No Brasil, o primeiro caso deste ano foi confirmado em uma bebê de 6 meses, em São Paulo, que contraiu a doença durante viagem à Bolívia, país que enfrenta surto. Em 2025, o país registrou 38 casos.
Apesar do cenário internacional, autoridades reforçam que não há risco imediato de perda do certificado de eliminação do sarampo, reconquistado em 2024, já que não há transmissão contínua dentro do território nacional.
O Ministério da Saúde também tem reforçado campanhas de vacinação, especialmente em regiões de fronteira, e orienta que todas as pessoas com até 59 anos que não tenham comprovante de duas doses procurem se imunizar. O calendário do SUS prevê a aplicação da vacina aos 12 e 15 meses de idade.

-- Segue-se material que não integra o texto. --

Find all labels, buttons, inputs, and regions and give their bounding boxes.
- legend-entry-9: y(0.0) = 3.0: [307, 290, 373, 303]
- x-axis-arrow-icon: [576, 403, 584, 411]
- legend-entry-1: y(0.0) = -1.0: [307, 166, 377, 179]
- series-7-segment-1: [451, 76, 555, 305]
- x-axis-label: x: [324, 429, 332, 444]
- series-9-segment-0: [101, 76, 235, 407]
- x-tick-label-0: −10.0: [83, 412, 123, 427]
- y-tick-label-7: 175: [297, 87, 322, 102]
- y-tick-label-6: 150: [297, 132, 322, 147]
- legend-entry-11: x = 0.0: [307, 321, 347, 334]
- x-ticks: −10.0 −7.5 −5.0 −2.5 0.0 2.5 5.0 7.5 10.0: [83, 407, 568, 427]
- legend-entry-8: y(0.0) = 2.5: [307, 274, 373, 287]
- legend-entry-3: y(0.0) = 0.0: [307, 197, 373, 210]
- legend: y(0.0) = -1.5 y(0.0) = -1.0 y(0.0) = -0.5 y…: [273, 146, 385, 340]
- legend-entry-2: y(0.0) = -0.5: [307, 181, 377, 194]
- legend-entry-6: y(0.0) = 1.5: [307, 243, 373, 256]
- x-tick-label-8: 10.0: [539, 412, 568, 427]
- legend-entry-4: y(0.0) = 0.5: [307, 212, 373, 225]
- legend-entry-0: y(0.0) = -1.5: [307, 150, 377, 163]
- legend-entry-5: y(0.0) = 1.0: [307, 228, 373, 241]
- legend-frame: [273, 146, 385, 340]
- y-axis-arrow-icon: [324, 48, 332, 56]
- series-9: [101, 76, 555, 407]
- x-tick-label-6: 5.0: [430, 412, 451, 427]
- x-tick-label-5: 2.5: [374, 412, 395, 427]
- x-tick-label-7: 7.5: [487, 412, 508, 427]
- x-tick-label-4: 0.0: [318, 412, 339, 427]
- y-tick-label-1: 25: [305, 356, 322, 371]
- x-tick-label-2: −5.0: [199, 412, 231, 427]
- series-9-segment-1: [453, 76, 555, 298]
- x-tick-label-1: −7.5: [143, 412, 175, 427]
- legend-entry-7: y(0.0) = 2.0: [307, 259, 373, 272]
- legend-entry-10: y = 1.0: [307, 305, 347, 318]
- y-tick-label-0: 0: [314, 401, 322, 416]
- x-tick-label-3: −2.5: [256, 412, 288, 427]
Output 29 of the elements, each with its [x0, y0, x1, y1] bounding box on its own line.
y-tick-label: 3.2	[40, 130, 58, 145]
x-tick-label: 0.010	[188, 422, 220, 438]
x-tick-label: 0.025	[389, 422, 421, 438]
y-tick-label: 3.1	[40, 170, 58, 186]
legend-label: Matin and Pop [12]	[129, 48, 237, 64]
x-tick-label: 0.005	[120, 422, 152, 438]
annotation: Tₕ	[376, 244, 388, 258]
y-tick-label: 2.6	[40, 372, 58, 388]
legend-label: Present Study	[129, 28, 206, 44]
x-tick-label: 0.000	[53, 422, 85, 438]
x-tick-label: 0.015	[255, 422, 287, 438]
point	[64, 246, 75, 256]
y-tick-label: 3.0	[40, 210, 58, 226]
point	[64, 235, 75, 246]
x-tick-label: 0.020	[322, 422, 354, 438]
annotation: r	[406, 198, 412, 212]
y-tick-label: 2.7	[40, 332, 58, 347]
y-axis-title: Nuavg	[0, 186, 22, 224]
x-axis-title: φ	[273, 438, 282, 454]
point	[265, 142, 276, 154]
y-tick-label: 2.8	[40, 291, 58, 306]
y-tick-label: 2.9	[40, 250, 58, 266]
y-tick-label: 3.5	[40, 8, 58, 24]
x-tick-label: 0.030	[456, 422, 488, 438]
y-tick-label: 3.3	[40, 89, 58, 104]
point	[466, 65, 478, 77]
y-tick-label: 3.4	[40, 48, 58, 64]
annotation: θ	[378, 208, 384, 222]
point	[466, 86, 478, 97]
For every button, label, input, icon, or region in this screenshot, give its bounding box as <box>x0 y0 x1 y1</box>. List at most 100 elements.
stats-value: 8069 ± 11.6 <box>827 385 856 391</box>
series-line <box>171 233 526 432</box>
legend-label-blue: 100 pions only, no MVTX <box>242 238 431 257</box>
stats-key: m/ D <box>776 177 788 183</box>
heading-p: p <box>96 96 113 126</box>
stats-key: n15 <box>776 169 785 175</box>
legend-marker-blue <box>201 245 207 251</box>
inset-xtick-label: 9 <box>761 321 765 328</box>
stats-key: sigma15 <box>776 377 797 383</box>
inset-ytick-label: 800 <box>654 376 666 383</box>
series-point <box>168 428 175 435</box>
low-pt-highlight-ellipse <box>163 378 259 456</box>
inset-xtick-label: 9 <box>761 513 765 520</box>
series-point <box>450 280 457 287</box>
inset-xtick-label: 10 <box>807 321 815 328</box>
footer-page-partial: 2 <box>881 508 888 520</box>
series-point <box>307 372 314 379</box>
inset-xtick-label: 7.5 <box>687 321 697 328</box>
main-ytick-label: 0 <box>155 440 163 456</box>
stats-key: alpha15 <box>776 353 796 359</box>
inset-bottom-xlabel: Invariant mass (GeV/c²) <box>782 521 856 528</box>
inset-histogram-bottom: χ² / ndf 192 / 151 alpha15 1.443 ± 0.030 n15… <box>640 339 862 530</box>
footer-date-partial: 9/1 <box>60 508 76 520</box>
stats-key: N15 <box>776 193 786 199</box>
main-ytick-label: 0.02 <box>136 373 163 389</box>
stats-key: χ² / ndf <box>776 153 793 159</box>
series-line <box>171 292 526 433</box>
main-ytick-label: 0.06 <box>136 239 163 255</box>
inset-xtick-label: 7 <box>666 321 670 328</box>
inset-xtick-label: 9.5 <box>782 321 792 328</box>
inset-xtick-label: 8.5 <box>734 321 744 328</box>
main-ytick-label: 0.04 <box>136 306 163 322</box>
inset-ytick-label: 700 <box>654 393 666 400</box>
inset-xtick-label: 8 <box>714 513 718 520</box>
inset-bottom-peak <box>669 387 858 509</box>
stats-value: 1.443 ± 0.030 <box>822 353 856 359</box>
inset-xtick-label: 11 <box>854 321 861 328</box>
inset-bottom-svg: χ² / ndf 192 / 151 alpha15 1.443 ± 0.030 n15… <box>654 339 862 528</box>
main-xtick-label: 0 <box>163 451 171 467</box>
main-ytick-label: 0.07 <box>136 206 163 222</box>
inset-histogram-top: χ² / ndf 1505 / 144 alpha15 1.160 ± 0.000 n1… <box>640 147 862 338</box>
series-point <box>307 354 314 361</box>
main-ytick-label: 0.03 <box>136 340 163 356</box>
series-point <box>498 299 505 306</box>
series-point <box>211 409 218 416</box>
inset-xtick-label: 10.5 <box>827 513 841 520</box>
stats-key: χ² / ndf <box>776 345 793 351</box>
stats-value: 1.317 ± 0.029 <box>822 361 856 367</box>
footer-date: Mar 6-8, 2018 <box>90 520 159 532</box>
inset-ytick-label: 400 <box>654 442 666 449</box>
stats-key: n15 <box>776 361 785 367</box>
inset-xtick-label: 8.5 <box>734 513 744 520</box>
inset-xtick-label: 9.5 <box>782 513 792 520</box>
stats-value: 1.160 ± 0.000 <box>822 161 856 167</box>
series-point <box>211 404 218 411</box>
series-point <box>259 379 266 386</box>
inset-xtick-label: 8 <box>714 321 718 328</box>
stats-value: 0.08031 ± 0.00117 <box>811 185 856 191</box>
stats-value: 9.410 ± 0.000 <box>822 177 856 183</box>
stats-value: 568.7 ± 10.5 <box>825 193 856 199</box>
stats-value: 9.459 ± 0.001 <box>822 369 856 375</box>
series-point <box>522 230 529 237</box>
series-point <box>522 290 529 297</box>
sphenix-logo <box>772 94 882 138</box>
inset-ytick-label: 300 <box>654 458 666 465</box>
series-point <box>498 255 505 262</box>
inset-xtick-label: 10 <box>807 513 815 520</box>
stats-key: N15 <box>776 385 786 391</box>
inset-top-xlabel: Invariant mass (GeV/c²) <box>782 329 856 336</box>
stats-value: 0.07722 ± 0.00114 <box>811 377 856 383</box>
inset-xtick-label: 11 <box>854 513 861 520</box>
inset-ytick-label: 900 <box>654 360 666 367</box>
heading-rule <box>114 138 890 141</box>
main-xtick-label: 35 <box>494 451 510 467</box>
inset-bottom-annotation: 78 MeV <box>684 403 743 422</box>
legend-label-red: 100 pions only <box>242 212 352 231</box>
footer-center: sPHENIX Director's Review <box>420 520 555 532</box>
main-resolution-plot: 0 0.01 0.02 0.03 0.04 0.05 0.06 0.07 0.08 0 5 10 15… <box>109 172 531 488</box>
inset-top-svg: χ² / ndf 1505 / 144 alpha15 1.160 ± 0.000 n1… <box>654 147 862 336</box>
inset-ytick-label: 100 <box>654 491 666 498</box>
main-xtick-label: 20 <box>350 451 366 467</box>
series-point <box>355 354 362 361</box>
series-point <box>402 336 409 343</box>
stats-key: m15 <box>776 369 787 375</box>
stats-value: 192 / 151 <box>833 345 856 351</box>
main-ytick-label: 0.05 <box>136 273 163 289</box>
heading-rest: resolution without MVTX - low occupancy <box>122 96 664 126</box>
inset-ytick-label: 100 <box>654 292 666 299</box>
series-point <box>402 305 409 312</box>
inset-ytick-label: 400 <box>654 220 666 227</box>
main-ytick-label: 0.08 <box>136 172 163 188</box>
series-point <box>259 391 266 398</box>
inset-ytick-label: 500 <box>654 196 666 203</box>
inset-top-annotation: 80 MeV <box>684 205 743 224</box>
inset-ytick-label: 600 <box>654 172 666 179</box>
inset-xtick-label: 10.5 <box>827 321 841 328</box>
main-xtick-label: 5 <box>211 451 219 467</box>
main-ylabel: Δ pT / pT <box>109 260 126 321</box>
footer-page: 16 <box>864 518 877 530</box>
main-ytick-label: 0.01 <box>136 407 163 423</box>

Vigilância e resposta rápida
O país mantém um sistema rigoroso de vigilância epidemiológica. Casos suspeitos são investigados imediatamente, com adoção do chamado “bloqueio vacinal”, que inclui a imunização de pessoas que tiveram contato com o possível infectado e moradores do entorno.
Além disso, equipes de saúde realizam busca ativa por novos casos e monitoram pacientes e comunidades por até três meses após a confirmação.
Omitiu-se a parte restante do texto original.